Apenas na metade de "Som, Sol e Surf Saquarema" é que entra o relato de Nélson Motta relembrando o temporal que obrigou ao cancelamento dos shows daquela noite (outra semelhança com Woodstock...). O que não ficou claro, pelo menos para mim, é que isso aconteceu no primeiro dia, 21 de maio, antes que qualquer apresentação tivesse sido feita. É o que diz Nélson em sua cobertura para o Globo em 1976. Esse dado é importante, pois deve ter causado receio de que o evento todo fosse literalmente por água abaixo. Mas os shows programados para a sexta-feira foram juntados com os de sábado e, no fim, deu tudo certo.
Para os fãs de rock gaúcho, o registro do Bixo da Seda é simplesmente precioso. Foi naquele ano que saiu o único LP do grupo, mas o repertório de Fughetti, Mimi e Marcos Lessa, Edinho Espíndola e Renato Ladeira já estava plenamente renovado. Não se ouve uma só composição do disco, somente inéditas como "Rockinho" (que seria gravada pelo Taranatiriça em 1984 e se tornaria o hino do rock gaúcho dos anos 80), "Chegou o Inverno Voltou" (uma linda balada), "Dona Ieda" (clássico de Cláudio Vera Cruz e Paulinho Buffara que só não entrou no disco porque foi censurada) e, rodando durante os créditos finais, "I am Stoned, My Friend". O que faz pensar: se recuperaram os filmes, onde estão as fitas gravadas por Don Lewis, Mike e Peninha Schmidt? Por que não lançar um CD?

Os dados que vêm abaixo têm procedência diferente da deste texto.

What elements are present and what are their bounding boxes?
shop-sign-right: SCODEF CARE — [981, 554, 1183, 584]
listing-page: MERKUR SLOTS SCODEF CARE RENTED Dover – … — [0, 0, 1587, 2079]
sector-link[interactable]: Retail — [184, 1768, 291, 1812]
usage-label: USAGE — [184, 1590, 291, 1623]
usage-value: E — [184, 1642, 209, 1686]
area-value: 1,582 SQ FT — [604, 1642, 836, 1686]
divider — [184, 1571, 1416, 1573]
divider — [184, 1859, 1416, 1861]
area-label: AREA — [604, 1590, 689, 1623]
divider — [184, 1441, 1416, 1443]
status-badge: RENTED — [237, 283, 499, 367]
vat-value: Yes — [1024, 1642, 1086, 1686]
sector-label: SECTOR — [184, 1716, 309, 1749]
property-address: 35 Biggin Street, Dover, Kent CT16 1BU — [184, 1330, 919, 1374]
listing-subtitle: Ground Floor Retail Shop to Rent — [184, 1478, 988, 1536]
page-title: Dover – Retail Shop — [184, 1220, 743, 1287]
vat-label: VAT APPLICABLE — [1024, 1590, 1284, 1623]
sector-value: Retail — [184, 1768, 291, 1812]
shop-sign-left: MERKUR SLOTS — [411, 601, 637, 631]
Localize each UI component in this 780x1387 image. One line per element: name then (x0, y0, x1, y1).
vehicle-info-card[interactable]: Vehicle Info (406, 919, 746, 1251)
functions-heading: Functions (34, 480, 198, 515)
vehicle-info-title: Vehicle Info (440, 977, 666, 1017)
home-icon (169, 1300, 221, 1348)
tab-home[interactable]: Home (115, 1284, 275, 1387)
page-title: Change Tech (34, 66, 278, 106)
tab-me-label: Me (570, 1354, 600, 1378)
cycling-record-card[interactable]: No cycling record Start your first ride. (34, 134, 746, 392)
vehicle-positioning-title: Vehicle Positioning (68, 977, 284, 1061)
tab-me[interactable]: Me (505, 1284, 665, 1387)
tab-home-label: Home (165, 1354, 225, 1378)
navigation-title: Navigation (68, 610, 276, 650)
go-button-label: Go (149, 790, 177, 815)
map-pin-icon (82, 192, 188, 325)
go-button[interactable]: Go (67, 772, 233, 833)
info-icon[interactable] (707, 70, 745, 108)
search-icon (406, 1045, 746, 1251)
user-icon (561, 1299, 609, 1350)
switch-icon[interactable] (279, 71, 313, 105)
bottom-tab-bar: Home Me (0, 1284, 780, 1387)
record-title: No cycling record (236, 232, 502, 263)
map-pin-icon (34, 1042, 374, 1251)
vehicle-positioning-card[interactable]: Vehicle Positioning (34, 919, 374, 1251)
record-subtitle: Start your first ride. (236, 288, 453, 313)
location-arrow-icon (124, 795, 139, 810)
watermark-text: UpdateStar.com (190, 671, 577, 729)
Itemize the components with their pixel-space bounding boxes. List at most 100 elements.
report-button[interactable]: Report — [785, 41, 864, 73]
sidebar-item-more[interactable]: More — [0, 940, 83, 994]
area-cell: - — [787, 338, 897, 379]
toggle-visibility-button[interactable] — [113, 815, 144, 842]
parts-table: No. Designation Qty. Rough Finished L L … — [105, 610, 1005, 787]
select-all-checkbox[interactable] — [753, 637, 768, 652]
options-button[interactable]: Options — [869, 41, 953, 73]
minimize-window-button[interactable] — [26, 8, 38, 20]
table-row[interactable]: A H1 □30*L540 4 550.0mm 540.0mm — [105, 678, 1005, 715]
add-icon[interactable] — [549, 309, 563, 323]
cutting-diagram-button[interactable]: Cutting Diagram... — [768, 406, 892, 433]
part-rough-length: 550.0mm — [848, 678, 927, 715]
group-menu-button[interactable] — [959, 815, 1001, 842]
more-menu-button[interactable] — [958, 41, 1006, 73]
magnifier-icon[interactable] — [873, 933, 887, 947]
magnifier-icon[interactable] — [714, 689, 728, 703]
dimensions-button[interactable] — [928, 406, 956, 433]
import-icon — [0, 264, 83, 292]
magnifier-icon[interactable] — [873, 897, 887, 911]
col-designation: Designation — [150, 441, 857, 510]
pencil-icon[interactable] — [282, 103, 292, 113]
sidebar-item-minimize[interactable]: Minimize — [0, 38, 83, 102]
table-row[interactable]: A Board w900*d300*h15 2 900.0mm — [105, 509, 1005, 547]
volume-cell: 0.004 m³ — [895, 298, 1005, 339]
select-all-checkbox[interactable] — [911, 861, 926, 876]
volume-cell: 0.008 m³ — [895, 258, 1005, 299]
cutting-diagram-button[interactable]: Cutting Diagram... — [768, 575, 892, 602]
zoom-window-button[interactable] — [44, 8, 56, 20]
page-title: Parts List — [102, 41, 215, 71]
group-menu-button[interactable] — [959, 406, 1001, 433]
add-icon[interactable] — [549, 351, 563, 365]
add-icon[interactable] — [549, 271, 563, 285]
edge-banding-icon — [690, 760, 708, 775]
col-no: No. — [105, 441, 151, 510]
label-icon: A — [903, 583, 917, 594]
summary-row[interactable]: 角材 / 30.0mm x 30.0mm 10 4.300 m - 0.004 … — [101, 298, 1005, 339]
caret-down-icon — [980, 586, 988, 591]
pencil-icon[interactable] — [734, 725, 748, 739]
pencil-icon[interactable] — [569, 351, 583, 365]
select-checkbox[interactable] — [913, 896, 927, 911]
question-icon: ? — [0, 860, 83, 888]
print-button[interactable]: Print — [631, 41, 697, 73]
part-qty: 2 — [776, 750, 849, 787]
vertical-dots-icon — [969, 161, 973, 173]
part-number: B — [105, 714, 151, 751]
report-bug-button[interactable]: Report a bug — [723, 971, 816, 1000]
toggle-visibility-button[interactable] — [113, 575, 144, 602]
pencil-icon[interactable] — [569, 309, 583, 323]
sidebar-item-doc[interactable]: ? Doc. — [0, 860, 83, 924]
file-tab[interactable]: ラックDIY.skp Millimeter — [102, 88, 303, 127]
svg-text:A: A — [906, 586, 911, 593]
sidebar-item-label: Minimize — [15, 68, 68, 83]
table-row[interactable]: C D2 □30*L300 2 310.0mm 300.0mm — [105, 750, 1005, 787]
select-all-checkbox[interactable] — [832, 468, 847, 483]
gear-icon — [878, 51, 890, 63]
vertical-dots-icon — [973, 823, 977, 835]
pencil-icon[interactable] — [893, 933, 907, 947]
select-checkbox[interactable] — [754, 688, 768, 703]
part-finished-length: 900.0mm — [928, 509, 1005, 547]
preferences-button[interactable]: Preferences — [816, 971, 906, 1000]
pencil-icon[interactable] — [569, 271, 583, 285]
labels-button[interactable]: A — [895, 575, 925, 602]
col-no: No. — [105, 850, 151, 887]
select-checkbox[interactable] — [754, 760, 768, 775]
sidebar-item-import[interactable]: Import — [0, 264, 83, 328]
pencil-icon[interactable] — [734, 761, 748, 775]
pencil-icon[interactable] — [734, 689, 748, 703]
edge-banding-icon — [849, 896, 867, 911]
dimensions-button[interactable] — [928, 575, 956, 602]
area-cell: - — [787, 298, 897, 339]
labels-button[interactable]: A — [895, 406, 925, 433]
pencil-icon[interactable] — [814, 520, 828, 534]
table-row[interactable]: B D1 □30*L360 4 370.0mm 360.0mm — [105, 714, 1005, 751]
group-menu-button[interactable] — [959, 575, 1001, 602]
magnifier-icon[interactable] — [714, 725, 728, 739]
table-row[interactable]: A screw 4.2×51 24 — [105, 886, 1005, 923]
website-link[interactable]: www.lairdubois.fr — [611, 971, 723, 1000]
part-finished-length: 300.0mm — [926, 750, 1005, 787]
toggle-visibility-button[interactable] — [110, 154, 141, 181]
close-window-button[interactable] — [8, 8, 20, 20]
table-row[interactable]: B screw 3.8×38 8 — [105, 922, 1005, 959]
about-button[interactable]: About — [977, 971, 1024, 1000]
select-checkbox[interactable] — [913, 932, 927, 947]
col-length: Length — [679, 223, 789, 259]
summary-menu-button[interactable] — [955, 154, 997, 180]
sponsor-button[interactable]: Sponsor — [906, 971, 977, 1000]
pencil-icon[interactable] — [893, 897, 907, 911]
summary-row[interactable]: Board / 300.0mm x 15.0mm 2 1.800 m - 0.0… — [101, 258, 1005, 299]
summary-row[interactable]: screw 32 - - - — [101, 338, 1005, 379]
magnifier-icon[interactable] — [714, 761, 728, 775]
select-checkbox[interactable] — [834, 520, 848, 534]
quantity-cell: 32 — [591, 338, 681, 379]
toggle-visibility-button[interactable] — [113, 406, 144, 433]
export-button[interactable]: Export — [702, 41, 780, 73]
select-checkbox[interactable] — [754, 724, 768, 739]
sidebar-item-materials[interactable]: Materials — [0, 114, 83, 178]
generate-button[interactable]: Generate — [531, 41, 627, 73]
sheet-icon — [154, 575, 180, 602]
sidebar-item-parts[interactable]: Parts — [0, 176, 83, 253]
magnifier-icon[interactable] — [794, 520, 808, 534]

Além do Bixo, que tinha reconhecimento nacional como uma das legítimas bandas de rock brasileiro dos anos 70, o festival teve a participação dos outros três nomes lendários da década: Raul Seixas, Made in Brazil e Rita Lee. O show do Made é o que parece estar com a imagem mais bem preservada, em especial nas cores. Mas é nesse momento que surge um erro gritante na tela: o vocalista Percy é creditado como Celso Vecchione, que era (e ainda é) o guitarrista do grupo. Aparece também o cantor Flávio Spirito Santo, tanto na época como atualmente, lembrando que foi ele quem convenceu Nélson Motta a realizar o festival.
São raros os momentos do documentário em que as imagens de época têm relação com os depoimentos atuais. Em geral os trechos de palco se alternam com as novas entrevistas, para dar um tom equilibrado à edição. Além dos já citados, contribuem com suas lembranças, entre outros, o então prefeito de Saquarema, Jurandir da Silva, Liminha, Lobão, Oswaldo Vecchione, surfistas, organizadores e pessoas que vieram para assistir ao evento. A parte do campeonato de surf também é mostrada, bem como a montagem do palco e incidentes gerais, como o incêndio de uma Kombi de lanches. Por fim, fica-se sabendo como os rolos de filme 16mm foram localizados e restaurados.
Além da sugestão já feita do CD, esse documentário merecia lançamento em DVD e Blu-ray, incluindo a íntegra dos filmes restaurados nos extras. Parabéns aos envolvidos pelo resgate histórico, antes tarde do que nunca.